A battery isolator is an electrical device that divides direct current (DC) into multiple branches and only allows current in one direction in each branch. The primary benefit of such an arrangement is the ability to simultaneously charge more than one battery from a single power source (e.g., an alternator) without connecting the battery terminals together in parallel.
This is beneficial because a weak or dead battery will drain the charge from a strong battery if both are connected directly together. The disadvantage to an isolator is added cost and complexity, and if a diode-type isolator is used (which is very common) there is additional voltage drop in the circuit between the charging source and the batteries.
Battery isolators are commonly used on recreational vehicles, boats, utility vehicles, airplanes, and large trucks where one battery is dedicated to starting and running the engine and another battery or batteries run accessory loads (e.g., winches, radar, instruments, etc.).

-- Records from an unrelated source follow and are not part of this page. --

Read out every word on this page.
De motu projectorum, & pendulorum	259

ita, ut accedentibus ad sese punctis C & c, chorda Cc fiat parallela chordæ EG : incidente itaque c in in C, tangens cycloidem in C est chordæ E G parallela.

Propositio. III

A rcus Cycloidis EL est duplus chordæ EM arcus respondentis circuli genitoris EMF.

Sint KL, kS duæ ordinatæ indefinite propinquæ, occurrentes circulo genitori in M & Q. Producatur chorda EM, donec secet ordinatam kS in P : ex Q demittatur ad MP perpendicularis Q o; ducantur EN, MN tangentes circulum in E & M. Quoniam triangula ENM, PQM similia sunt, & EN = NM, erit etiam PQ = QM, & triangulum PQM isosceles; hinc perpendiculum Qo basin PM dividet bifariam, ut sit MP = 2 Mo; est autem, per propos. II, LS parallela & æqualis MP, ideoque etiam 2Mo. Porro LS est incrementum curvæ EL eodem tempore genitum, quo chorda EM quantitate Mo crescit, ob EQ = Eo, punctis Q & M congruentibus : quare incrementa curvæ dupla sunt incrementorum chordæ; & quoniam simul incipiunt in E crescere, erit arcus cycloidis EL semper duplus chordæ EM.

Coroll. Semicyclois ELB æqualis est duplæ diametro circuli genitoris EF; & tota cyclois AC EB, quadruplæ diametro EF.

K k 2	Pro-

A battery isolator helps to ensure that the starting battery has sufficient power to start the engine and recharge the batteries if, for example, loads on the auxiliary battery (e.g., refrigerator or navigation lights) cause it to be drained, or if an auxiliary battery fails. Isolators are also used in vehicles with large, high-power car stereos and off road vehicles to accommodate high current loads such as a recovery winch.
Several technologies have been used to achieve control of DC in this manner: silicon rectifier packages, Schottky rectifier packages, MOSFET rectifier packages, and conventional mechanical relays.